New home sales: Soaring high or crashing down? You decide.

Published April 26, 2006 9:12PM (EDT)

This is fun: Here are two separate headlines from news articles reporting on Wednesday's housing market statistics. (Thanks to the folks who congregate at the Housing Bubble Blog for the links.)

From the real estate news services Inman News: "New home sales drop 7 percent."

From CNN: "New home sales soar."

What's the difference? Inman News is reporting the year-over-year numbers -- sales of new homes in March 2006 declined 7 percent from sales in new homes in March 2005. CNN, however, is reporting month-over-month statistics, in which case, March sales leaped 13.8 percent from February.

For housing-bubble watchers, the numbers present a dilemma. Do you acknowledge that the housing market might be suddenly bouncing back after a few months of decline, or do you imitate the behavior of the National Association of Realtors, and simply trumpet the stat that best supports your chosen worldview? It's something of a philosophical conundrum, because the more deeply you immerse yourself in statistical minutiae, the more likely you are to find a host of contradictory numbers that can be spun any which way you please. The more you know, the less you know.
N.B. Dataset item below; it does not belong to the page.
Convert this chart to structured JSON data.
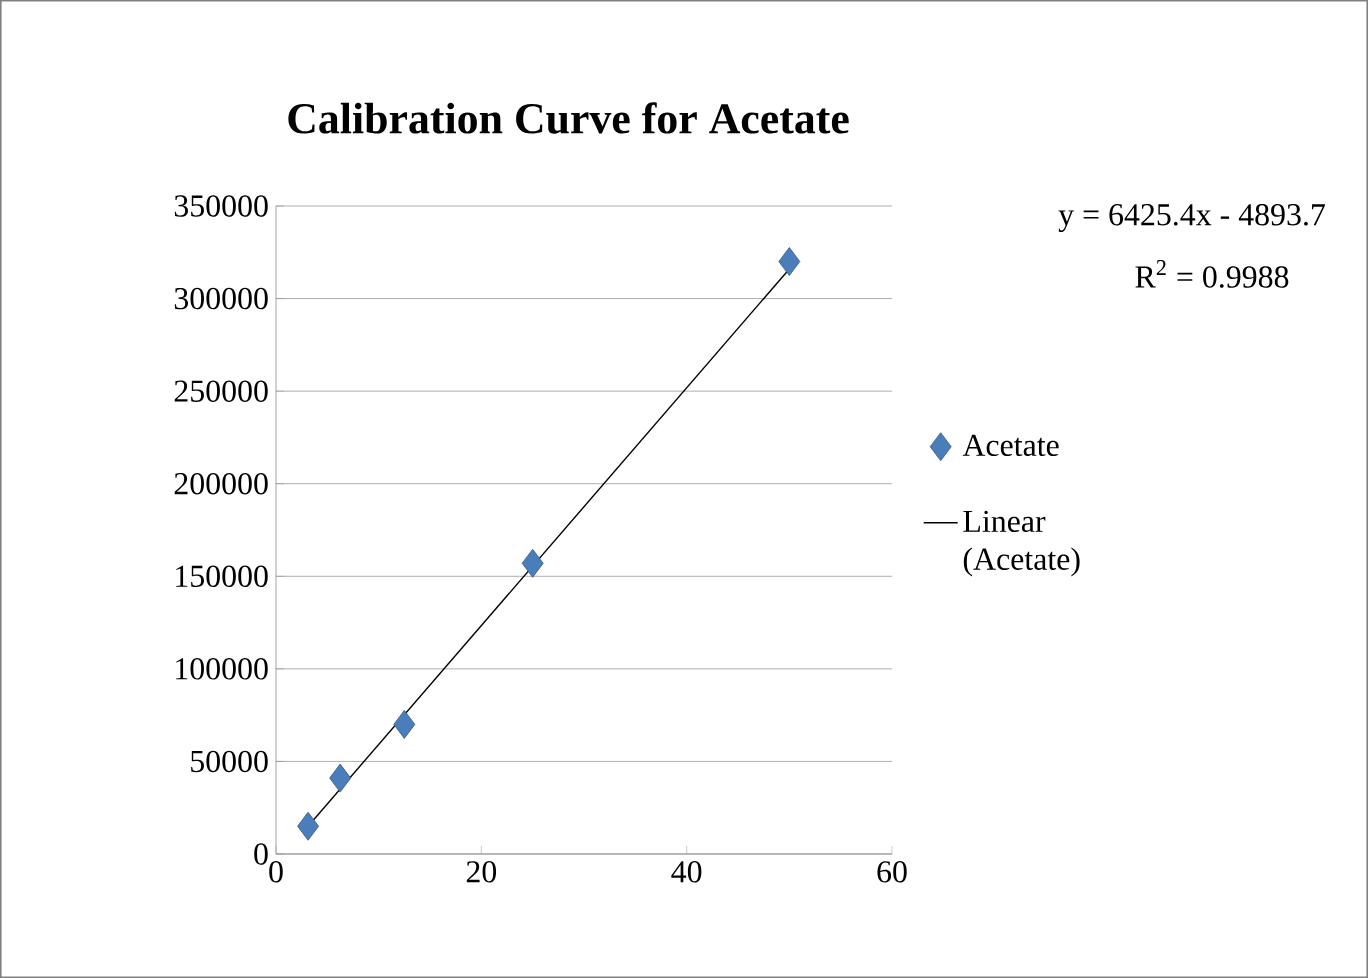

But those who believe that the housing bubble has already popped can, paradoxically, take heart in the very CNN article whose headline is so effusive. Quoted in the story is economist Bob Brusca, who says the new home numbers are deceptive. He points to yet another set of numbers: Median and average home prices dropped in March from both February and last year. Which indicates, he says, that home builders are frantically slashing prices on new homes to deal with a surging inventory of unsold houses.

CNN's Chris Isidore gets the money quote from Brusca: "New homes sales sprang back to life like a zombie in a cheap horror flick. And like that zombie, housing really is dead. Don't let all that twitching fool you."